I'm looking for the Springfield XD 9MM sub compact. 

Please help any and all Info will be of great help.


----------



## Todd (Jul 3, 2006)

http://www.handgunforum.net/showthread.php?t=16850&highlight=shows

http://www.handgunforum.net/showthread.php?t=10116&highlight=shows

http://www.handgunforum.net/showthread.php?t=6095&highlight=shows


----------



## Bisley (Aug 24, 2008)

The last couple of gun shows I attended were packed with people who were willing to pay asking price, so guess what....nobody would haggle. Prices were up some, from previous shows. 

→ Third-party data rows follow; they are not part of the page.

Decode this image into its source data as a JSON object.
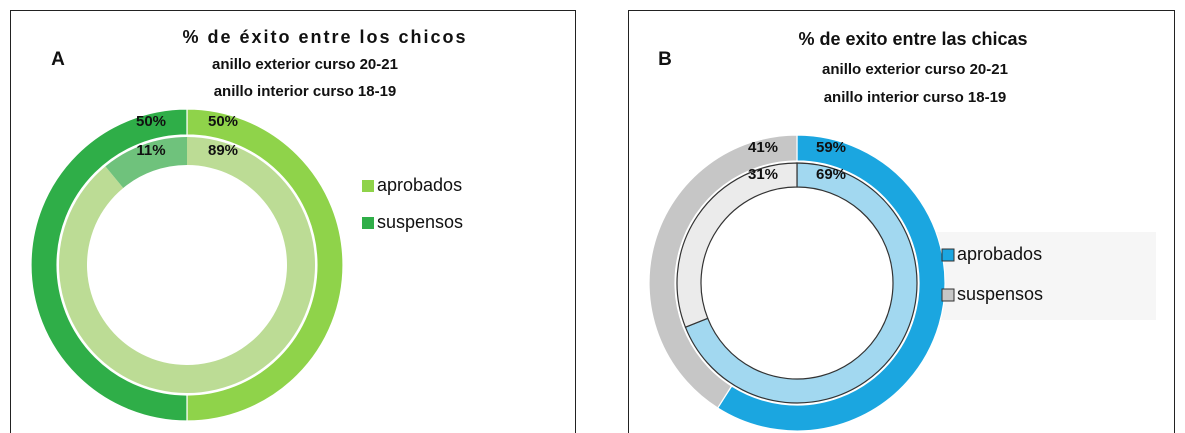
{
  "chart_data": [
    {
      "type": "donut",
      "label": "A",
      "title": "% de éxito entre los chicos",
      "subtitle": [
        "anillo exterior curso 20-21",
        "anillo interior curso 18-19"
      ],
      "categories": [
        "aprobados",
        "suspensos"
      ],
      "rings": [
        {
          "values": [
            50,
            50
          ],
          "value_labels": [
            "50%",
            "50%"
          ],
          "colors": [
            "#8fd34a",
            "#2fae48"
          ]
        },
        {
          "values": [
            89,
            11
          ],
          "value_labels": [
            "89%",
            "11%"
          ],
          "colors": [
            "#bcdc95",
            "#6fc27c"
          ]
        }
      ]
    },
    {
      "type": "donut",
      "label": "B",
      "title": "% de exito entre las chicas",
      "subtitle": [
        "anillo exterior curso 20-21",
        "anillo interior curso 18-19"
      ],
      "categories": [
        "aprobados",
        "suspensos"
      ],
      "rings": [
        {
          "values": [
            59,
            41
          ],
          "value_labels": [
            "59%",
            "41%"
          ],
          "colors": [
            "#1ba6e0",
            "#c6c6c6"
          ]
        },
        {
          "values": [
            69,
            31
          ],
          "value_labels": [
            "69%",
            "31%"
          ],
          "colors": [
            "#a2d8f0",
            "#ebebeb"
          ]
        }
      ]
    }
  ]
}
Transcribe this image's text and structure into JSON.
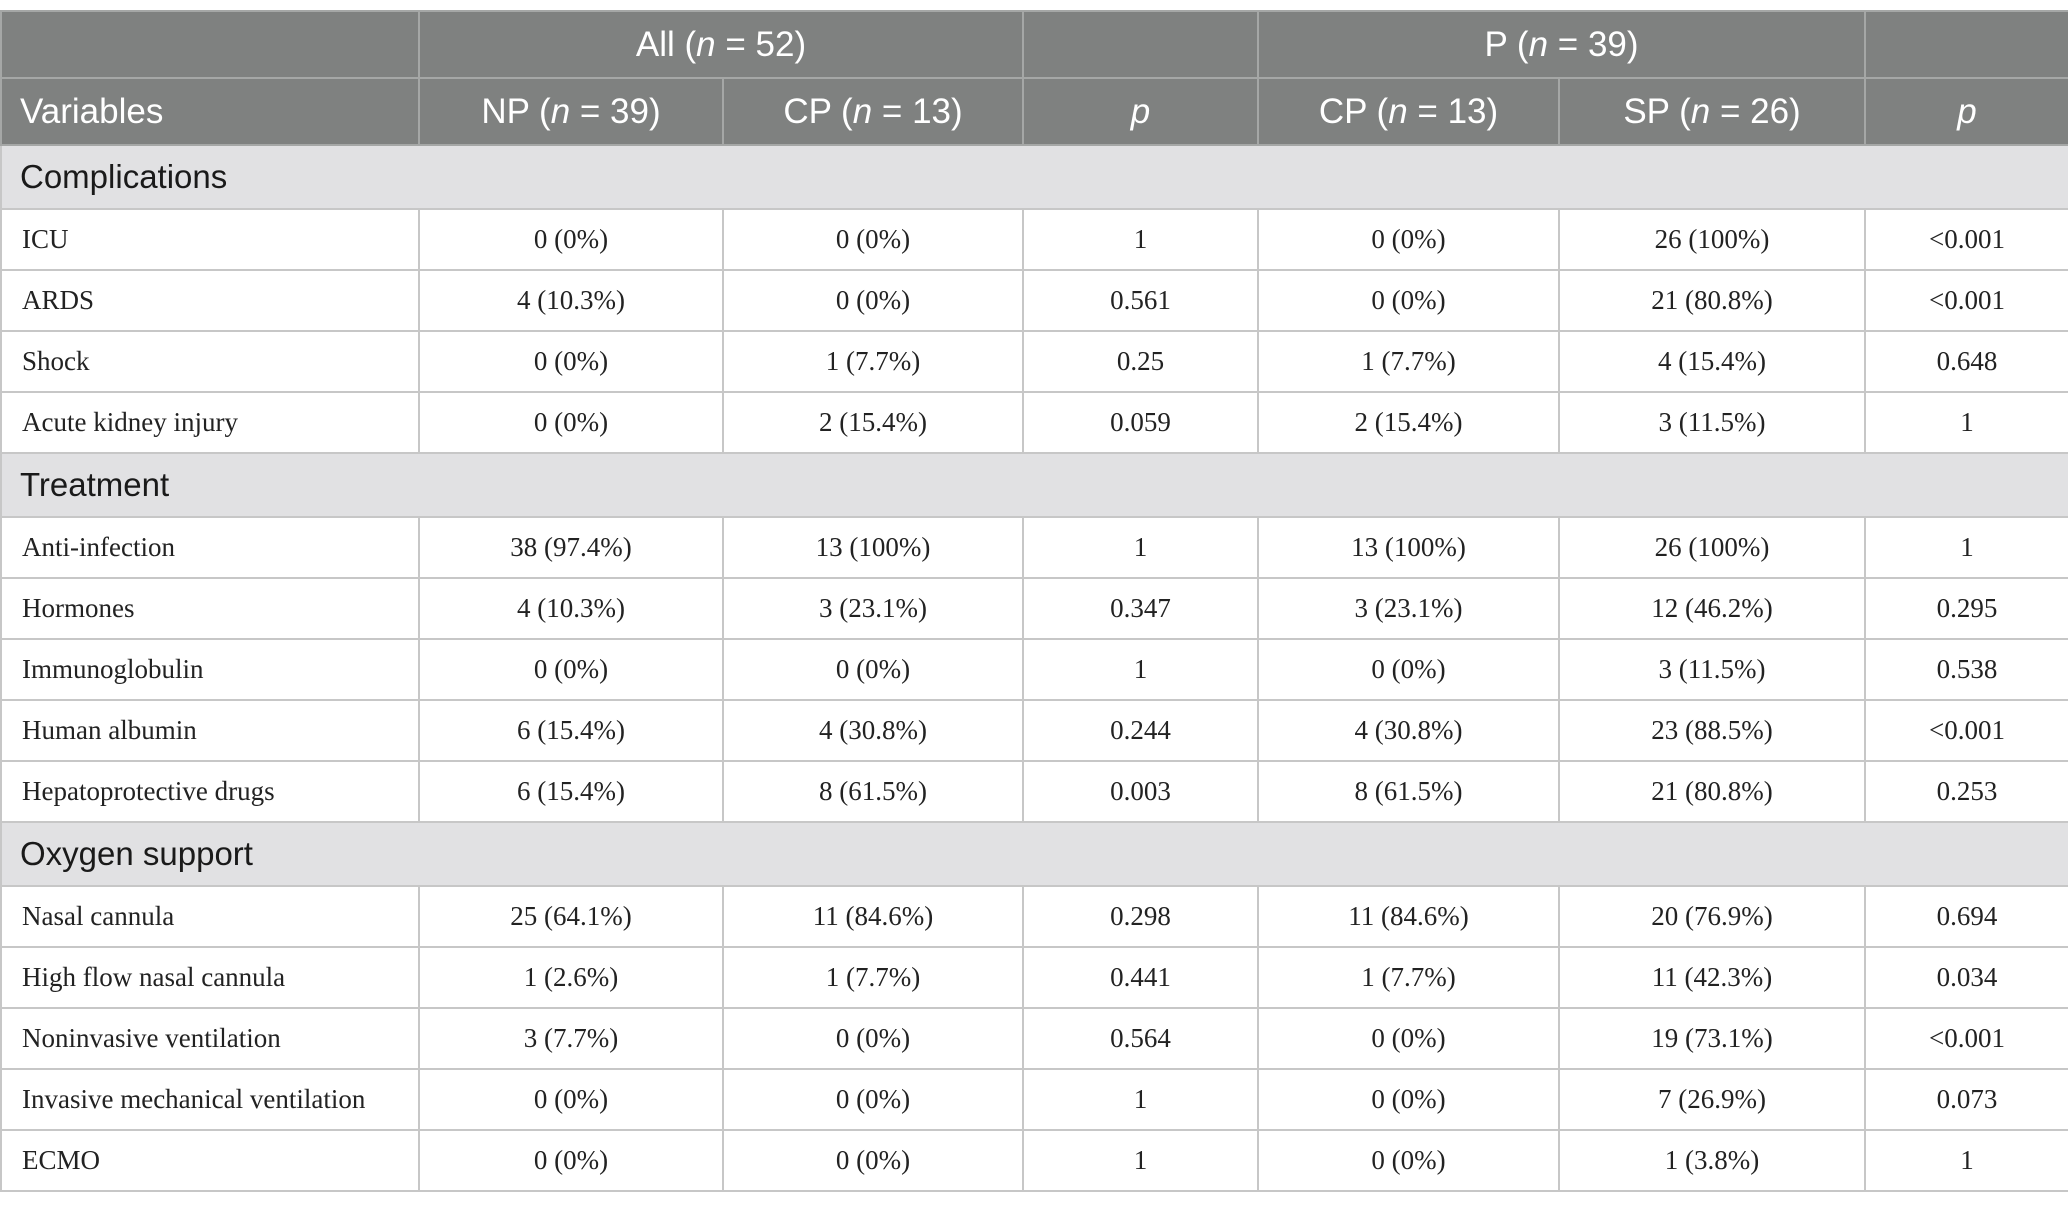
{
  "header": {
    "group_all_prefix": "All (",
    "group_all_n": "n",
    "group_all_suffix": " = 52)",
    "group_p_prefix": "P (",
    "group_p_n": "n",
    "group_p_suffix": " = 39)",
    "variables": "Variables",
    "np_prefix": "NP (",
    "np_n": "n",
    "np_suffix": " = 39)",
    "cp1_prefix": "CP (",
    "cp1_n": "n",
    "cp1_suffix": " = 13)",
    "p1": "p",
    "cp2_prefix": "CP (",
    "cp2_n": "n",
    "cp2_suffix": " = 13)",
    "sp_prefix": "SP (",
    "sp_n": "n",
    "sp_suffix": " = 26)",
    "p2": "p"
  },
  "sections": [
    {
      "title": "Complications",
      "rows": [
        [
          "ICU",
          "0 (0%)",
          "0 (0%)",
          "1",
          "0 (0%)",
          "26 (100%)",
          "<0.001"
        ],
        [
          "ARDS",
          "4 (10.3%)",
          "0 (0%)",
          "0.561",
          "0 (0%)",
          "21 (80.8%)",
          "<0.001"
        ],
        [
          "Shock",
          "0 (0%)",
          "1 (7.7%)",
          "0.25",
          "1 (7.7%)",
          "4 (15.4%)",
          "0.648"
        ],
        [
          "Acute kidney injury",
          "0 (0%)",
          "2 (15.4%)",
          "0.059",
          "2 (15.4%)",
          "3 (11.5%)",
          "1"
        ]
      ]
    },
    {
      "title": "Treatment",
      "rows": [
        [
          "Anti-infection",
          "38 (97.4%)",
          "13 (100%)",
          "1",
          "13 (100%)",
          "26 (100%)",
          "1"
        ],
        [
          "Hormones",
          "4 (10.3%)",
          "3 (23.1%)",
          "0.347",
          "3 (23.1%)",
          "12 (46.2%)",
          "0.295"
        ],
        [
          "Immunoglobulin",
          "0 (0%)",
          "0 (0%)",
          "1",
          "0 (0%)",
          "3 (11.5%)",
          "0.538"
        ],
        [
          "Human albumin",
          "6 (15.4%)",
          "4 (30.8%)",
          "0.244",
          "4 (30.8%)",
          "23 (88.5%)",
          "<0.001"
        ],
        [
          "Hepatoprotective drugs",
          "6 (15.4%)",
          "8 (61.5%)",
          "0.003",
          "8 (61.5%)",
          "21 (80.8%)",
          "0.253"
        ]
      ]
    },
    {
      "title": "Oxygen support",
      "rows": [
        [
          "Nasal cannula",
          "25 (64.1%)",
          "11 (84.6%)",
          "0.298",
          "11 (84.6%)",
          "20 (76.9%)",
          "0.694"
        ],
        [
          "High flow nasal cannula",
          "1 (2.6%)",
          "1 (7.7%)",
          "0.441",
          "1 (7.7%)",
          "11 (42.3%)",
          "0.034"
        ],
        [
          "Noninvasive ventilation",
          "3 (7.7%)",
          "0 (0%)",
          "0.564",
          "0 (0%)",
          "19 (73.1%)",
          "<0.001"
        ],
        [
          "Invasive mechanical ventilation",
          "0 (0%)",
          "0 (0%)",
          "1",
          "0 (0%)",
          "7 (26.9%)",
          "0.073"
        ],
        [
          "ECMO",
          "0 (0%)",
          "0 (0%)",
          "1",
          "0 (0%)",
          "1 (3.8%)",
          "1"
        ]
      ]
    }
  ]
}
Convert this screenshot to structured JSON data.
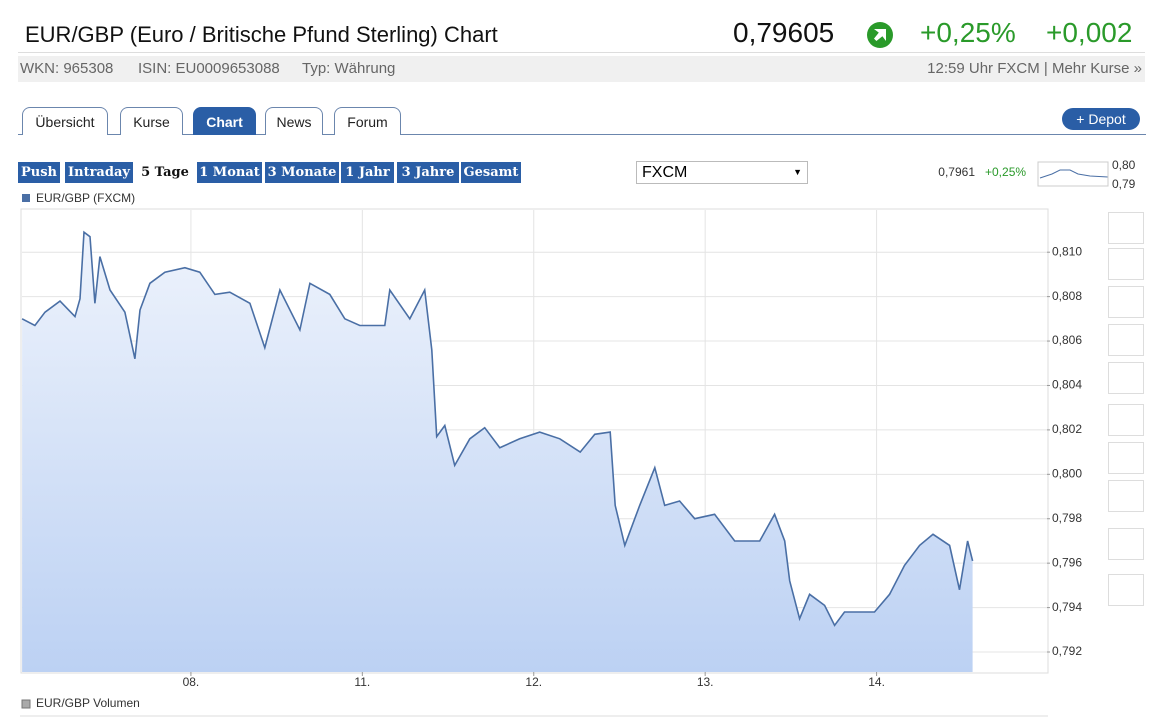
{
  "header": {
    "title": "EUR/GBP (Euro / Britische Pfund Sterling) Chart",
    "price": "0,79605",
    "change_pct": "+0,25%",
    "change_abs": "+0,002"
  },
  "info": {
    "wkn": "WKN: 965308",
    "isin": "ISIN: EU0009653088",
    "typ": "Typ: Währung",
    "time": "12:59 Uhr FXCM",
    "separator": "|",
    "more": "Mehr Kurse »"
  },
  "tabs": [
    "Übersicht",
    "Kurse",
    "Chart",
    "News",
    "Forum"
  ],
  "depot": "+ Depot",
  "periods": [
    "Push",
    "Intraday",
    "5 Tage",
    "1 Monat",
    "3 Monate",
    "1 Jahr",
    "3 Jahre",
    "Gesamt"
  ],
  "exchange": "FXCM",
  "mini": {
    "price": "0,7961",
    "change": "+0,25%",
    "high": "0,80",
    "low": "0,79"
  },
  "volume_legend": "EUR/GBP Volumen",
  "chart_data": {
    "type": "area",
    "x": [
      0.015,
      0.09,
      0.149,
      0.236,
      0.324,
      0.353,
      0.376,
      0.411,
      0.44,
      0.469,
      0.528,
      0.615,
      0.673,
      0.703,
      0.761,
      0.848,
      0.965,
      1.052,
      1.14,
      1.227,
      1.344,
      1.431,
      1.519,
      1.636,
      1.694,
      1.81,
      1.898,
      1.985,
      2.131,
      2.16,
      2.277,
      2.364,
      2.405,
      2.434,
      2.481,
      2.539,
      2.627,
      2.714,
      2.802,
      2.918,
      3.035,
      3.152,
      3.271,
      3.356,
      3.446,
      3.475,
      3.531,
      3.618,
      3.706,
      3.764,
      3.851,
      3.939,
      4.055,
      4.172,
      4.318,
      4.405,
      4.464,
      4.493,
      4.551,
      4.609,
      4.697,
      4.755,
      4.813,
      4.93,
      4.988,
      5.076,
      5.163,
      5.251,
      5.329,
      5.426,
      5.484,
      5.531,
      5.56
    ],
    "series": [
      {
        "name": "EUR/GBP (FXCM)",
        "color": "#4a6fa5",
        "values": [
          0.807,
          0.8067,
          0.8073,
          0.8078,
          0.8071,
          0.8079,
          0.8109,
          0.8107,
          0.8077,
          0.8098,
          0.8083,
          0.8073,
          0.8052,
          0.8074,
          0.8086,
          0.8091,
          0.8093,
          0.8091,
          0.8081,
          0.8082,
          0.8077,
          0.8057,
          0.8083,
          0.8065,
          0.8086,
          0.8081,
          0.807,
          0.8067,
          0.8067,
          0.8083,
          0.807,
          0.8083,
          0.8056,
          0.8017,
          0.8022,
          0.8004,
          0.8016,
          0.8021,
          0.8012,
          0.8016,
          0.8019,
          0.8016,
          0.801,
          0.8018,
          0.8019,
          0.7986,
          0.7968,
          0.7986,
          0.8003,
          0.7986,
          0.7988,
          0.798,
          0.7982,
          0.797,
          0.797,
          0.7982,
          0.797,
          0.7952,
          0.7935,
          0.7946,
          0.7941,
          0.7932,
          0.7938,
          0.7938,
          0.7938,
          0.7946,
          0.7959,
          0.7968,
          0.7973,
          0.7968,
          0.7948,
          0.797,
          0.7961
        ]
      }
    ],
    "xlim": [
      0,
      6
    ],
    "xticks": [
      {
        "value": 1,
        "label": "08."
      },
      {
        "value": 2,
        "label": "11."
      },
      {
        "value": 3,
        "label": "12."
      },
      {
        "value": 4,
        "label": "13."
      },
      {
        "value": 5,
        "label": "14."
      }
    ],
    "ylim": [
      0.7911,
      0.8119
    ],
    "yticks": [
      {
        "value": 0.792,
        "label": "0,792"
      },
      {
        "value": 0.794,
        "label": "0,794"
      },
      {
        "value": 0.796,
        "label": "0,796"
      },
      {
        "value": 0.798,
        "label": "0,798"
      },
      {
        "value": 0.8,
        "label": "0,800"
      },
      {
        "value": 0.802,
        "label": "0,802"
      },
      {
        "value": 0.804,
        "label": "0,804"
      },
      {
        "value": 0.806,
        "label": "0,806"
      },
      {
        "value": 0.808,
        "label": "0,808"
      },
      {
        "value": 0.81,
        "label": "0,810"
      }
    ],
    "grid": true
  }
}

I bought hand loading components, at fair prices, but no real bargains. Mainly, a gun show is a good place to make comparisons. If you are going to buy a gun, do some research. Find what you are interested in, online, say at Bud's Gun Shop, and add about $50 for shipping and transfer fees, and that is probably a fairly decent price...or at least, not a terrible price.


----------



## gnet158 (Feb 5, 2009)

Bisley said:


> The last couple of gun shows I attended were packed with people who were willing to pay asking price, so guess what....nobody would haggle. Prices were up some, from previous shows.


That's what I'm thinking. Plus you get the honor of paying a cover charge if you do or do not by something. I think gun show are good if your local area doesn't have many gun shops or much of a selection.

I myself am going to attend one in march as I'm looking for a CA legal AR-15 (or the closets thing to it).


----------